GPT-5.5 Codex leak reveals compressed chain-of-thought reasoning
Screenshots from OpenAI's latest Codex release reveal GPT-5.5's internal reasoning steps stripped to abbreviated syntax—a compression strategy that appears to underpin the model's token efficiency gains.

Chain-of-thought traces from OpenAI's GPT-5.5 are leaking through the Codex API, and the model's hidden reasoning looks nothing like polished prose. Screenshots shared among developers this week show internal reasoning steps compressed into terse, abbreviated syntax—articles dropped, verbs stripped to stems, pronouns omitted. The pattern suggests OpenAI achieved the model's reported token efficiency by training GPT-5.5 to think in a radically compressed internal language, then translating that reasoning into natural output only at the final step.
The exposed traces show reasoning fragments like "user want func sort list fast / check input type / need handle edge case empty" instead of complete sentences. That compression would let the model pack more logical steps into the same context budget, effectively stretching reasoning depth without ballooning inference cost. The technique isn't new in principle—research teams have experimented with shorthand reasoning tokens for years—but seeing it deployed at scale in a production model marks a shift. If GPT-5.5 is routinely thinking in compressed syntax, it implies OpenAI trained the chain-of-thought process as a distinct compression task, separate from the user-facing generation objective.

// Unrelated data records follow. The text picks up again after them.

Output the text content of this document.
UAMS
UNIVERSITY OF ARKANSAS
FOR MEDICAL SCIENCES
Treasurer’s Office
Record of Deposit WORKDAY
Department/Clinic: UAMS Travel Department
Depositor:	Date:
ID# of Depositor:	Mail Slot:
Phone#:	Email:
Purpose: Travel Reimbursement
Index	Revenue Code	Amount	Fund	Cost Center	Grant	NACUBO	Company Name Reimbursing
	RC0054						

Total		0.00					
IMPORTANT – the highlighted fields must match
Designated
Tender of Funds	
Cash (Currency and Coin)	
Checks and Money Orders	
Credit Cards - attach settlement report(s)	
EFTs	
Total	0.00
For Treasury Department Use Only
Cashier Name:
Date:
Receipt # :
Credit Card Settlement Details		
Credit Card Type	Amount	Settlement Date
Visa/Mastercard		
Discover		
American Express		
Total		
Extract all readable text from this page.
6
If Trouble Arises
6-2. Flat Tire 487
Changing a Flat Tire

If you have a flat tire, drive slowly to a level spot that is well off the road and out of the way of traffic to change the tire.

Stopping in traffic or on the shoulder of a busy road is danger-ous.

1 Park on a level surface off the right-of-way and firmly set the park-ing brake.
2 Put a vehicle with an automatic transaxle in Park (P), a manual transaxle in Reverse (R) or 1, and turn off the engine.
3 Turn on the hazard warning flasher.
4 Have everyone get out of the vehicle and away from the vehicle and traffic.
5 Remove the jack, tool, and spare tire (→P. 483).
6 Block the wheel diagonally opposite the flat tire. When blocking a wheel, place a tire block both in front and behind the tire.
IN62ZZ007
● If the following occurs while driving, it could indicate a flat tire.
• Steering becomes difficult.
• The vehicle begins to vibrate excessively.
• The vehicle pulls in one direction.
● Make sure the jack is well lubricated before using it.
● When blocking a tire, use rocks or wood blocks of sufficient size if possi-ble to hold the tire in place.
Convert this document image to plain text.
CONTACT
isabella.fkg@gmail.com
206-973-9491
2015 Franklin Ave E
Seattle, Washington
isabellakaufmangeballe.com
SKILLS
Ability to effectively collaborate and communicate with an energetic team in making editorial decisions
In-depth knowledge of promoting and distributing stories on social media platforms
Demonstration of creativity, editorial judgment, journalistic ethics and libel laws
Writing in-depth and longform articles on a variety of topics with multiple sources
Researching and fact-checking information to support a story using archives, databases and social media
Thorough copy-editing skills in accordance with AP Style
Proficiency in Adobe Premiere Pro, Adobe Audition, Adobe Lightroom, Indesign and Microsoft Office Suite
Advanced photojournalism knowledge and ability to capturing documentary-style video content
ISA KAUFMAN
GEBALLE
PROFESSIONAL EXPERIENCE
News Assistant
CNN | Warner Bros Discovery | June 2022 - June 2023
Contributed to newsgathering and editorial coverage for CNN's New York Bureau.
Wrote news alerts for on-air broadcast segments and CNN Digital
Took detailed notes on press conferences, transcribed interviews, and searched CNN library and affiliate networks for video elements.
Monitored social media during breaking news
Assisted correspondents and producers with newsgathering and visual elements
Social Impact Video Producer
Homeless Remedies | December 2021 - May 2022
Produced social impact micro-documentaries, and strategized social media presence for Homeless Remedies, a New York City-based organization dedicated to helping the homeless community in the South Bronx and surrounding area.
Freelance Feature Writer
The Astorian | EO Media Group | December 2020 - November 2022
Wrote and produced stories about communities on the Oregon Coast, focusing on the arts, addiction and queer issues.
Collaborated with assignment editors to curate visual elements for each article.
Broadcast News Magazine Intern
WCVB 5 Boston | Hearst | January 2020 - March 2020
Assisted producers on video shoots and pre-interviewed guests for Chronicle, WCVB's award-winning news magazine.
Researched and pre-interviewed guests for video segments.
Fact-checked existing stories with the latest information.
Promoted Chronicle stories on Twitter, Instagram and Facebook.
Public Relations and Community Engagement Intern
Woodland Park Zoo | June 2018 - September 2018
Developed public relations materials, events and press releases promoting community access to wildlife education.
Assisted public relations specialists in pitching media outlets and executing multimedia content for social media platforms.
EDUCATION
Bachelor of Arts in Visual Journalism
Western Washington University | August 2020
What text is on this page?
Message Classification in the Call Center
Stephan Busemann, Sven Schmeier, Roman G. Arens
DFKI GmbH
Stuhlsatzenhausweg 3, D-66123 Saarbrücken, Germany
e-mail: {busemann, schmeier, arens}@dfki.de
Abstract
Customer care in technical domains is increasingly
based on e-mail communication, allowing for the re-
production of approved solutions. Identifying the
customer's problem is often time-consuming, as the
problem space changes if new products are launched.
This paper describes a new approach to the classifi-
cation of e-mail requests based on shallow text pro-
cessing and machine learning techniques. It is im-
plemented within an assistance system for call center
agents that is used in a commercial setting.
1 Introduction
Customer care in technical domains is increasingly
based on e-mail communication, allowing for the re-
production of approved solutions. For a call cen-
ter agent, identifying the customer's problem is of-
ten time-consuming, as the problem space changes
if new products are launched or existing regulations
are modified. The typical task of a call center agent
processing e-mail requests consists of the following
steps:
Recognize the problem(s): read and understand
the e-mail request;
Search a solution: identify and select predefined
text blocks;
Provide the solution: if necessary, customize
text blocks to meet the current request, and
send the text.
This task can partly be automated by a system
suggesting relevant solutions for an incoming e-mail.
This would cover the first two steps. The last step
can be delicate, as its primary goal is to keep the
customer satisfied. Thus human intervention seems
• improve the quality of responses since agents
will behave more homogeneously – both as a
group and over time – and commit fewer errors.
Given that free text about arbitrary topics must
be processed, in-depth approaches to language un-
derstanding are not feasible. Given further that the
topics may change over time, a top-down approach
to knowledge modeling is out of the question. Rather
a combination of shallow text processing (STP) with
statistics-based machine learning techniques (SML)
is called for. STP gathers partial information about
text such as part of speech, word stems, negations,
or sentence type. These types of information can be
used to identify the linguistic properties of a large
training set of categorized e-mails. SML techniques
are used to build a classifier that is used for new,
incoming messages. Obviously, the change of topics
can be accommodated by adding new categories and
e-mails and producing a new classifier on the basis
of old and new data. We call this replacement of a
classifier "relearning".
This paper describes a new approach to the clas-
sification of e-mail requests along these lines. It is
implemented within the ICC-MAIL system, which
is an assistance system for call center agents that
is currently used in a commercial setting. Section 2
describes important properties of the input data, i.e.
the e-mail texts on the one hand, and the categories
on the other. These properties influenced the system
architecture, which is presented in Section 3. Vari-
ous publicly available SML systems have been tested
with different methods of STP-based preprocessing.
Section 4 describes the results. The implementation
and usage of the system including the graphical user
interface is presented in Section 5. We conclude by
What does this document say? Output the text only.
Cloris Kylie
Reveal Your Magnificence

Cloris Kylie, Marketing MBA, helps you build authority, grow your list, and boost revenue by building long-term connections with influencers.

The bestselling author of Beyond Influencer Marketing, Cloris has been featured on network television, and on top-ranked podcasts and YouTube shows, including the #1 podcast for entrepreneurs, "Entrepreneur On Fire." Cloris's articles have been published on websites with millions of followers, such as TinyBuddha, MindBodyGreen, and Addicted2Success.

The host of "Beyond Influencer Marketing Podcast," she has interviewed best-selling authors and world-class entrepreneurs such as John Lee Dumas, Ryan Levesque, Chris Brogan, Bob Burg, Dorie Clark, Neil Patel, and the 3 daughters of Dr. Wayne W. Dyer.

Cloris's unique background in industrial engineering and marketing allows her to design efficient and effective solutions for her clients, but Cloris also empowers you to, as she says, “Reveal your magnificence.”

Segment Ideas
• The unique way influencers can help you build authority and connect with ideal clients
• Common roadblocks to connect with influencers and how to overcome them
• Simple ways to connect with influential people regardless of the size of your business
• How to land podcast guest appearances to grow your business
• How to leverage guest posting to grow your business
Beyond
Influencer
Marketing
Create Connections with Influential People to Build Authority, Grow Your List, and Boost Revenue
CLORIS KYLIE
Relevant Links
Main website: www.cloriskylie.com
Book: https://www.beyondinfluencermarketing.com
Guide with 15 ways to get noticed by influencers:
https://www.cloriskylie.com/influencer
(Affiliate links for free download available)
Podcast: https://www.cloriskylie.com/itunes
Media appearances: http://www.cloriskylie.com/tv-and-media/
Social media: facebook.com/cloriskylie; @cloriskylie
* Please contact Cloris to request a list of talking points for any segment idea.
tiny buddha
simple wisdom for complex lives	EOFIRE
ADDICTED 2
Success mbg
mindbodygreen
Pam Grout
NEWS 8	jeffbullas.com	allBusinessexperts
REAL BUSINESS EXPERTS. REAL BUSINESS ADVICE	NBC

The leaks appear inconsistent across API calls, suggesting the exposure is a bug in the Codex update's output filtering rather than an intentional feature. Some developers report seeing the compressed reasoning only on complex multi-step coding tasks, while others encounter it during straightforward function requests. OpenAI hasn't commented on the leaks or confirmed the compression strategy; the company's standard practice is to patch chain-of-thought exposure within hours of discovery. Whether this approach scales to GPT-6 or whether the efficiency ceiling forces a return to more verbose internal reasoning at higher parameter counts remains to be seen.